It was to cost £77, but, due to the 1973 oil crisis, the cost rose to £84 and the itinerary was changed; there would be no visit to Stockholm, instead everyone would travel in the ship’s launches to the island of Gotland.
Even with the rise in price and change in route, it was a major experience. Sailing from Southampton to Copenhagen, there was a hydrofoil crossing to Malmo, then onto Gotland, before the highlight of the trip, the days in Leningrad; a visit to a city with extraordinary cultural riches that was enduring the grey days of Communism.
For a thirteen year old, travelling without his parents for the first time, it might have been intimidating, but most of those travelling had similar thoughts. It was a school trip; the entire ship was one big school trip. The SS Nevasa had been a troop ship; the dormitories that had once carried soldiers outward to battle or homeward to safety now carried hundreds and hundreds of pupils on educational cruises.

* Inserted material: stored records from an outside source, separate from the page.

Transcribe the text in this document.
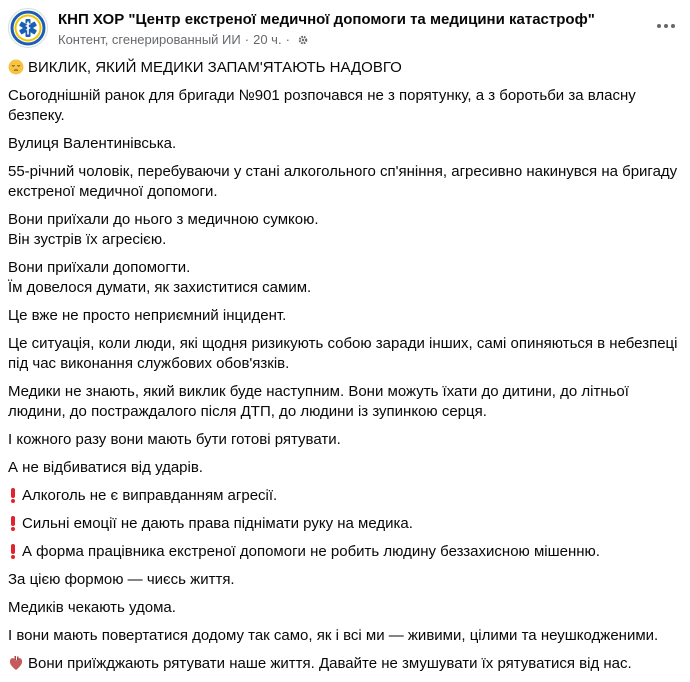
КНП ХОР "Центр екстреної медичної допомоги та медицини катастроф"
Контент, сгенерированный ИИ · 20 ч. ·
ВИКЛИК, ЯКИЙ МЕДИКИ ЗАПАМ'ЯТАЮТЬ НАДОВГО
Сьогоднішній ранок для бригади №901 розпочався не з порятунку, а з боротьби за власну безпеку.
Вулиця Валентинівська.
55-річний чоловік, перебуваючи у стані алкогольного сп'яніння, агресивно накинувся на бригаду екстреної медичної допомоги.
Вони приїхали до нього з медичною сумкою.
Він зустрів їх агресією.
Вони приїхали допомогти.
Їм довелося думати, як захиститися самим.
Це вже не просто неприємний інцидент.
Це ситуація, коли люди, які щодня ризикують собою заради інших, самі опиняються в небезпеці під час виконання службових обов'язків.
Медики не знають, який виклик буде наступним. Вони можуть їхати до дитини, до літньої людини, до постраждалого після ДТП, до людини із зупинкою серця.
І кожного разу вони мають бути готові рятувати.
А не відбиватися від ударів.
Алкоголь не є виправданням агресії.
Сильні емоції не дають права піднімати руку на медика.
А форма працівника екстреної допомоги не робить людину беззахисною мішенню.
За цією формою — чиєсь життя.
Медиків чекають удома.
І вони мають повертатися додому так само, як і всі ми — живими, цілими та неушкодженими.
Вони приїжджають рятувати наше життя. Давайте не змушувати їх рятуватися від нас.
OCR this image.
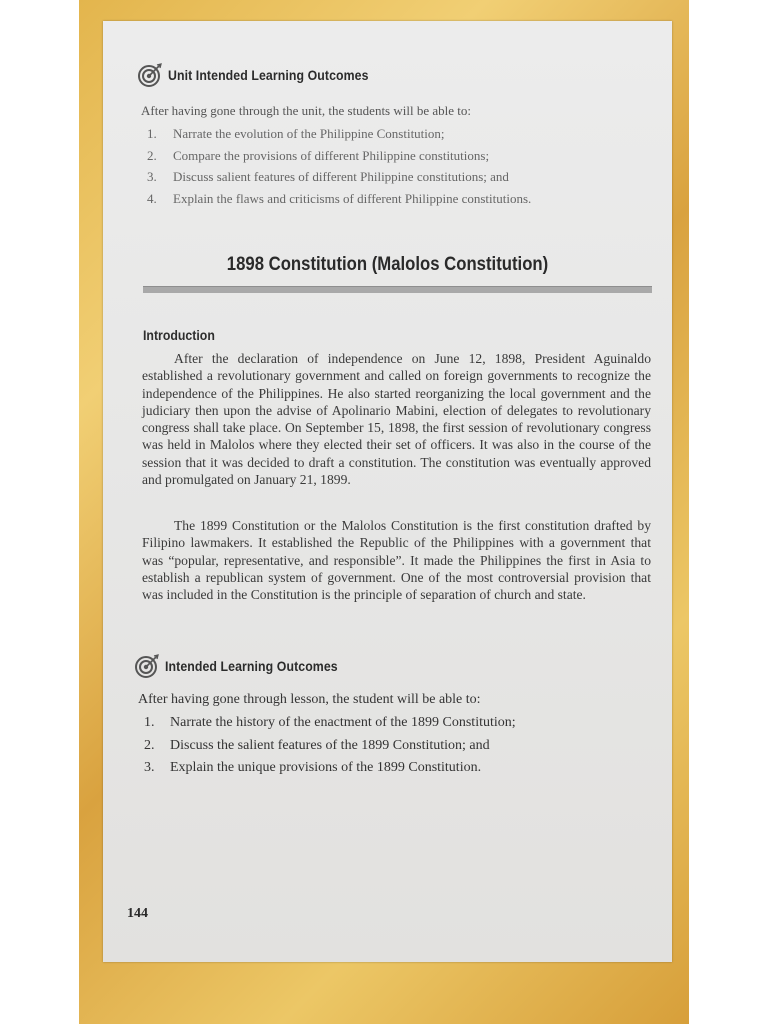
Unit Intended Learning Outcomes
After having gone through the unit, the students will be able to:
1. Narrate the evolution of the Philippine Constitution;
2. Compare the provisions of different Philippine constitutions;
3. Discuss salient features of different Philippine constitutions; and
4. Explain the flaws and criticisms of different Philippine constitutions.
1898 Constitution (Malolos Constitution)
Introduction

After the declaration of independence on June 12, 1898, President Aguinaldo established a revolutionary government and called on foreign governments to recognize the independence of the Philippines. He also started reorganizing the local government and the judiciary then upon the advise of Apolinario Mabini, election of delegates to revolutionary congress shall take place. On September 15, 1898, the first session of revolutionary congress was held in Malolos where they elected their set of officers. It was also in the course of the session that it was decided to draft a constitution. The constitution was eventually approved and promulgated on January 21, 1899.

The 1899 Constitution or the Malolos Constitution is the first constitution drafted by Filipino lawmakers. It established the Republic of the Philippines with a government that was “popular, representative, and responsible”. It made the Philippines the first in Asia to establish a republican system of government. One of the most controversial provision that was included in the Constitution is the principle of separation of church and state.

Intended Learning Outcomes
After having gone through lesson, the student will be able to:
1. Narrate the history of the enactment of the 1899 Constitution;
2. Discuss the salient features of the 1899 Constitution; and
3. Explain the unique provisions of the 1899 Constitution.
144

It is hard to imagine such an enterprise being possible forty years later. Even if there were suitable vessels available, who would wish to spend days at sea when an airliner could make the journey in a couple of hours? More than that, though, our school party was a fifty strong mixed group, minded by three teachers, two men and a woman; the ratio of one to seventeen would hardly be acceptable, nor would the potential risks of unsupervised young people wandering the decks of an ocean-going liner.

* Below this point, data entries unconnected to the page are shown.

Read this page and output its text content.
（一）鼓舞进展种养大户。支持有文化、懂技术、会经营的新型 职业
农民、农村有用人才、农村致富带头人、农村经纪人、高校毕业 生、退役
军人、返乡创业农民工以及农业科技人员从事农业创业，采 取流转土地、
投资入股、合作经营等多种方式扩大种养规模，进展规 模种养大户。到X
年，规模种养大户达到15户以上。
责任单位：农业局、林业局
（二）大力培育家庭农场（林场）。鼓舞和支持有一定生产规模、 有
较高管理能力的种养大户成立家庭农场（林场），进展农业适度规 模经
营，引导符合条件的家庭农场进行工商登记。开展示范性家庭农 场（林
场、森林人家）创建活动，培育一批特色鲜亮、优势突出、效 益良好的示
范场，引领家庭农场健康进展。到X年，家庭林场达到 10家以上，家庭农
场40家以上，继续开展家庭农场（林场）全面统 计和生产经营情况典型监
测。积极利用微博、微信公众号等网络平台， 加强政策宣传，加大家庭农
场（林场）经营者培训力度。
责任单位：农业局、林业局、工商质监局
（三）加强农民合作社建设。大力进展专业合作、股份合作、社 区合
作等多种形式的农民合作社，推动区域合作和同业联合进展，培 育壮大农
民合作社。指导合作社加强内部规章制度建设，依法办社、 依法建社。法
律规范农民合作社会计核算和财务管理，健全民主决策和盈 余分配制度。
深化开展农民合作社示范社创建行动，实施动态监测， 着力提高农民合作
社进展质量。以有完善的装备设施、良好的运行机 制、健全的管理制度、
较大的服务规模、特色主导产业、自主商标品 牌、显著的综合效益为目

Forty years later, images of that journey remain strong: the Tivoli Gardens in Copenhagen, the skim across the water to Malmo, the journey in open boats to go ashore at Visby on Gotland, and being guided around Leningrad by members of the Young Pioneers, the Communist Party’s youth movement. Even at the age of thirteen, questions arose: Malmo seemed to be visited for the sake of the hydrofoil journey; Visby was a nice place, but was hardly a substitute for the planned visit to the Swedish capital city; and, if Communism was such a great thing, why did we not get a chance to meet ordinary Russian people?

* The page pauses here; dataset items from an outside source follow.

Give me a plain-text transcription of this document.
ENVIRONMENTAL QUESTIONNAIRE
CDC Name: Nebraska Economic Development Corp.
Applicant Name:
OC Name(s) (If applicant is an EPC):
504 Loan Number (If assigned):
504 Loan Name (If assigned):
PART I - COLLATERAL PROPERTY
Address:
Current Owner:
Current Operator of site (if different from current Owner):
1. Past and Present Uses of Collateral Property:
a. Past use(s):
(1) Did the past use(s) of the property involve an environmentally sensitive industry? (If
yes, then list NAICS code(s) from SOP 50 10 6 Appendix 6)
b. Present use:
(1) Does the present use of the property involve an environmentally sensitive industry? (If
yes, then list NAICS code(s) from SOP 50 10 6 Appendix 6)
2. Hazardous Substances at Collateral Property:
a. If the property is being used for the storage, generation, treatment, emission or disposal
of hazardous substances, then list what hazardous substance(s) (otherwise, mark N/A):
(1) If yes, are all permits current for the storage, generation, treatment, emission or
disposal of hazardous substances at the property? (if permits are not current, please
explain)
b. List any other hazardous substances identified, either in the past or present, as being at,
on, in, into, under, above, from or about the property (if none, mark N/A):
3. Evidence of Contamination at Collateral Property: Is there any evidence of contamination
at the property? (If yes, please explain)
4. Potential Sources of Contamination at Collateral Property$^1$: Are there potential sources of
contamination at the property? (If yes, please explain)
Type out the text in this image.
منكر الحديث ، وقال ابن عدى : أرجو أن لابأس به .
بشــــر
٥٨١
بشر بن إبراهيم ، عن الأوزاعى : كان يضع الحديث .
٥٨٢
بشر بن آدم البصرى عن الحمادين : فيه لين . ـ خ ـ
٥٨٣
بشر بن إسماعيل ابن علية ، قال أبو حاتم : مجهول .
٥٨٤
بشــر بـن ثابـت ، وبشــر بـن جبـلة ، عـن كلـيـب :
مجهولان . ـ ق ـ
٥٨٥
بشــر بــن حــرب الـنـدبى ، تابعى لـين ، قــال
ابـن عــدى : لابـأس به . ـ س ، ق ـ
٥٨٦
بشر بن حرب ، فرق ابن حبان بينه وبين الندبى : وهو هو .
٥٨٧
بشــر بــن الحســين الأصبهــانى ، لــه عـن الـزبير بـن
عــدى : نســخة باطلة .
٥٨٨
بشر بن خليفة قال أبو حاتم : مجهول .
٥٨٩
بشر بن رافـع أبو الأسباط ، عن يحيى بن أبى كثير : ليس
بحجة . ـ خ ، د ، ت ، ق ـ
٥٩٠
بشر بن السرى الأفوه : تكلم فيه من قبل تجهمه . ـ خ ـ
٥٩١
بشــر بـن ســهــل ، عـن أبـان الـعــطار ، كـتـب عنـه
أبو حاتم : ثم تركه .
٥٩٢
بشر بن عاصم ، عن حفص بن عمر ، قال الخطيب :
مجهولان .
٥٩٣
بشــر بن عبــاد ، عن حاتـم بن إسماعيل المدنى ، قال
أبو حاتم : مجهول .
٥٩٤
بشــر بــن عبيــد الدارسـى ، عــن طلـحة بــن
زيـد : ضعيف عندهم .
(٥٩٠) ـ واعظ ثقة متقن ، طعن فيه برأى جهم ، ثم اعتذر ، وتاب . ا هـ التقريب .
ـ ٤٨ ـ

Two less pleasant moments tend to dominate the memories. The first arose from the fact that we travelled on a group passport, whatever that might have been, and had been issued with individual identity cards with the strict injunction not to lose our cards because without them we would not be allowed to land in Leningrad. We docked at the Russian port and my card could not be found. The ship’s master had to issue the necessary document to allow me to travel with the rest of the group; he was not best pleased. The second unpleasant moment was the seasickness, the seasickness, and the seasickness; even if, forty years on, there were such trips available for middle aged people, the decision to fly would not be a hard one.